Memories, distant and closer, crowd into Lothdaimoth's face darkening his eyes. Wordless, he slides his arm about her shoulders and squeezes. "And I you," he says at last. "Always as a little sister have you been to me. And now," he turns his head, looking down at her face and attempting to lighten his tone. "You grow into a woman." In his eyes is something new - a recognition of some bit of maturity she has gained by age and experience. "I am proud of you, little one."


Caelwen lifts her head up, eyes hopeful and searching Lothdaimoth's face for a long while in silence, as her teeth catch at her lip. "Thank you," she says in a very small voice. "Well, you know," she admits, face flushing a little, "I didn't mean it as a sister, to be honest." Her eyes flick away.


"Aiya!
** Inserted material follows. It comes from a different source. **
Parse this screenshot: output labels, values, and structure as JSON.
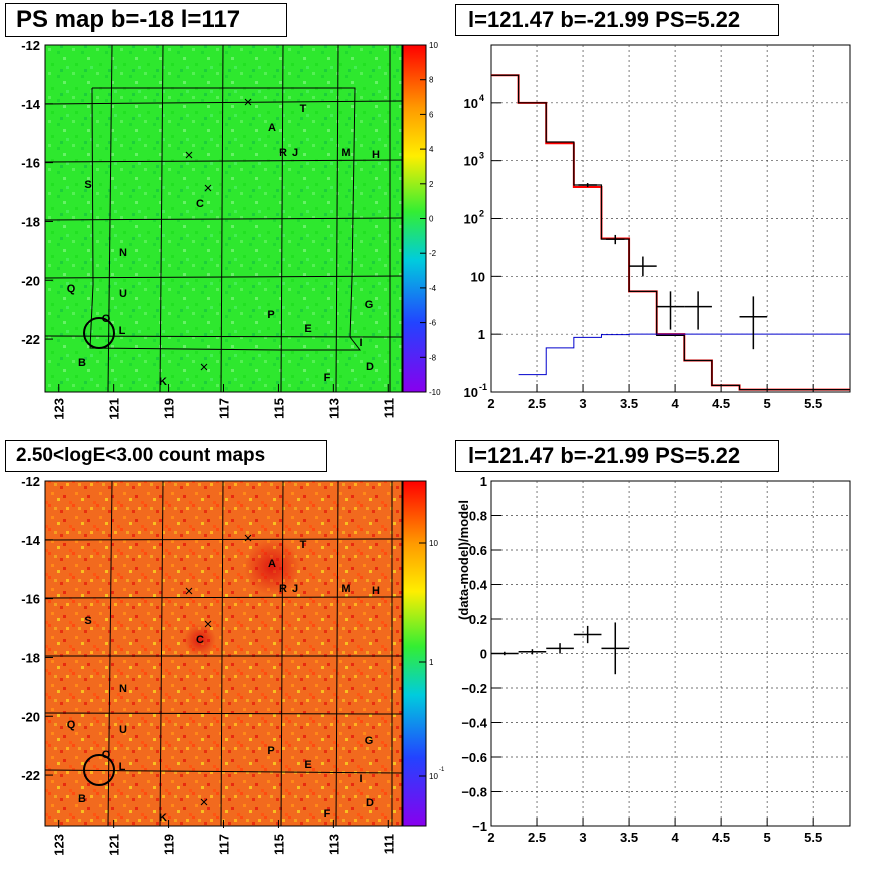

Lothdaimoth!" The call rings from the north and soon a hurrying figure appears between the trees. "Iaurhanc wishes to speak with you."


Still the vintner seems disposed to linger, a small vertical crease appearing between his eyebrows. "Caelwen..." he begins, when the cry is repeated and he gets to his feet. "I am coming!" Long strides carry him away, now and then a glance cast back over his shoulder at the seated figure of his most perplexing young cousin.


Caelwen's eyes widen in panic when a Vintner calls Lothdaimoth away, then fly fretfully to him. She stays where she is, her wide eyes meeting every backwards glance, then still lingers, drawing her knees up toward her chest, finally resting her forehead there. Her arms embrace her legs, the fine cloth of her skirts billowing about her, and there she remains, shivering in the kindly Lorien air.